Aquellos fariseos se escandalizaron porque decían que sólo Dios puede perdonar
los pecados. Y tenían razón. Pero resulta que Jesús era Dios y, para demostrarlo, hizo
el milagro de la curación. Dios es tan bueno que concede ese poder en la Iglesia: es el
sacramento de la Confesión. Necesitamos signos externos para ver el perdón de Dios.
Por eso Jesús les dio el poder a los apóstoles y a sus sucesores para que el que ha
sido pecador vea el signo, las palabras de perdón que tenemos en la Iglesia.
La parálisis es también un símbolo del pecado.

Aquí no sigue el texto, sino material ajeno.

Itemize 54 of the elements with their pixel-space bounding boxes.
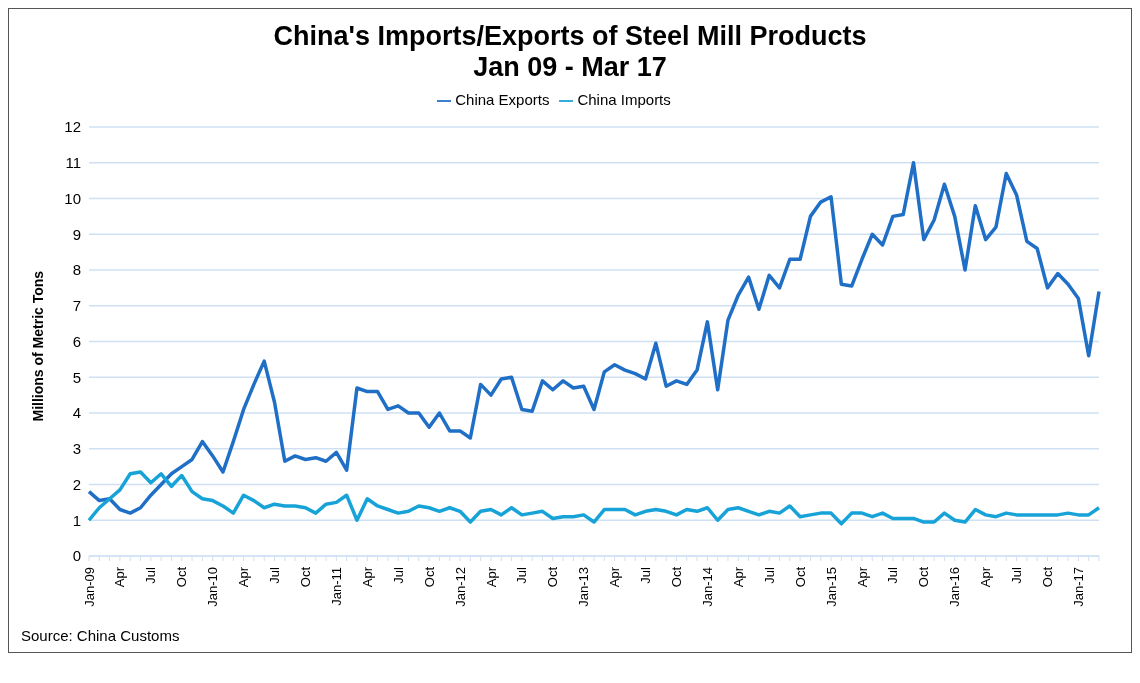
x-tick-label: Apr (112, 566, 128, 588)
chart-subtitle: Jan 09 - Mar 17 (472, 52, 668, 83)
x-tick-label: Jul (267, 566, 283, 584)
x-tick-label: Apr (236, 566, 252, 588)
y-tick-label: 9 (72, 225, 81, 243)
x-tick-label: Jan-15 (823, 567, 839, 607)
x-tick-label: Apr (607, 566, 623, 588)
x-tick-label: Jan-13 (576, 567, 592, 607)
x-tick-label: Apr (359, 566, 375, 588)
y-tick-label: 3 (72, 440, 81, 458)
x-tick-label: Jan-10 (205, 567, 221, 607)
x-tick-label: Oct (297, 566, 313, 588)
x-tick-label: Jan-12 (452, 567, 468, 607)
x-tick-label: Apr (483, 566, 499, 588)
x-tick-label: Oct (669, 566, 684, 588)
legend-label: China Imports (577, 91, 671, 108)
y-tick-label: 8 (72, 261, 81, 279)
x-tick-label: Jul (390, 566, 406, 584)
x-tick-label: Oct (1040, 566, 1056, 588)
x-tick-label: Apr (730, 566, 746, 588)
x-tick-label: Apr (854, 566, 870, 588)
y-tick-label: 12 (64, 118, 81, 136)
legend-label: China Exports (455, 91, 550, 108)
x-tick-label: Oct (792, 566, 808, 588)
x-tick-label: Jul (1009, 566, 1025, 584)
x-tick-label: Jul (143, 566, 159, 584)
y-tick-label: 7 (72, 297, 81, 315)
x-tick-label: Oct (545, 566, 561, 588)
y-tick-label: 0 (72, 547, 81, 565)
x-tick-label: Jan-14 (699, 567, 715, 607)
x-tick-label: Jul (761, 566, 777, 584)
x-tick-label: Jan-11 (328, 567, 344, 606)
line-series (87, 470, 1101, 526)
x-tick-label: Oct (916, 566, 932, 588)
y-axis-title: Millions of Metric Tons (29, 270, 46, 422)
line-series (87, 161, 1101, 515)
y-tick-label: 6 (72, 332, 81, 350)
x-tick-label: Apr (978, 566, 994, 588)
x-tick-label: Jul (514, 566, 530, 584)
y-tick-label: 10 (64, 189, 81, 207)
chart-title: China's Imports/Exports of Steel Mill Products (272, 21, 868, 52)
x-tick-label: Jan-17 (1070, 567, 1086, 607)
x-tick-label: Oct (174, 566, 190, 588)
x-tick-label: Jan-09 (81, 567, 97, 607)
x-tick-label: Jul (638, 566, 654, 584)
x-tick-label: Jan-16 (947, 567, 963, 607)
y-tick-label: 5 (72, 368, 81, 386)
y-tick-label: 4 (72, 404, 81, 422)
x-tick-label: Oct (421, 566, 437, 588)
x-tick-label: Jul (885, 566, 901, 584)
y-tick-label: 11 (65, 154, 81, 172)
source-note: Source: China Customs (21, 627, 181, 644)
y-tick-label: 2 (72, 475, 81, 493)
y-tick-label: 1 (72, 511, 81, 529)
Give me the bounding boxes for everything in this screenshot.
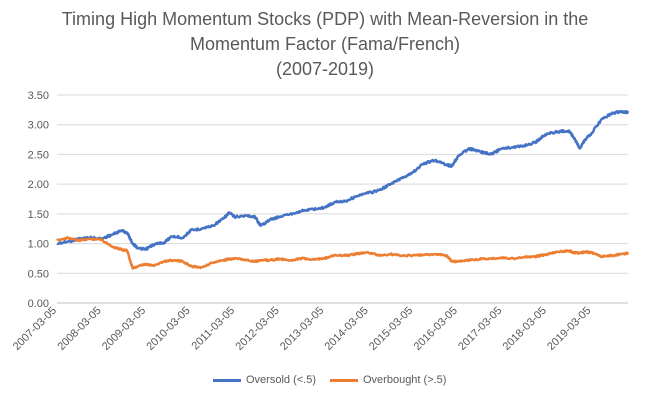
chart-title-line-3: (2007-2019) <box>275 59 375 79</box>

Porque el pecado no es sólo el faltar
a unas leyes o normas, sino que es paralizar el sentido de ascenso hacia Dios. Nuestra
vida de religión debe ser un ascender hacia Dios para unirnos cada vez más con El. El
pecado paraliza el alma, de modo que ya es imposible hablar tiernamente con Dios e
impide el flujo abundante de las gracias de Dios. El sentimiento de perdón y el sentir el
perdón que Dios nos concede a través de la Iglesia, nos hace poner en pie hacia Dios e
incorporarnos a la vida particular del Reino de Dios y al apostolado.
Una enseñanza importante de este suceso es sobre la ayuda que recibe aquel
paralítico para poder encontrarse con Jesús. Esto pasa en la vida: Hay personas que
están metidas en el pecado y, como decía antes, están paralíticas. En ese estado ¡Qué
difícil es acudir por sí mismo a Dios! Se necesitan compañeros. Esta es la labor de
varios movimientos apostólicos: el ayudar a otras personas que se han alejado de Dios
o de la Iglesia, para que puedan volver al buen camino. Claro, que lo principal es la
voluntad del interesado; pero mucho hace quien le anima, quien ruega por él, quien le
enseña el camino de una manera directa presentándole a un cursillo o a un sacerdote o
por lo menos enseñándole con el ejemplo la alegría de vivir la gracia de Dios.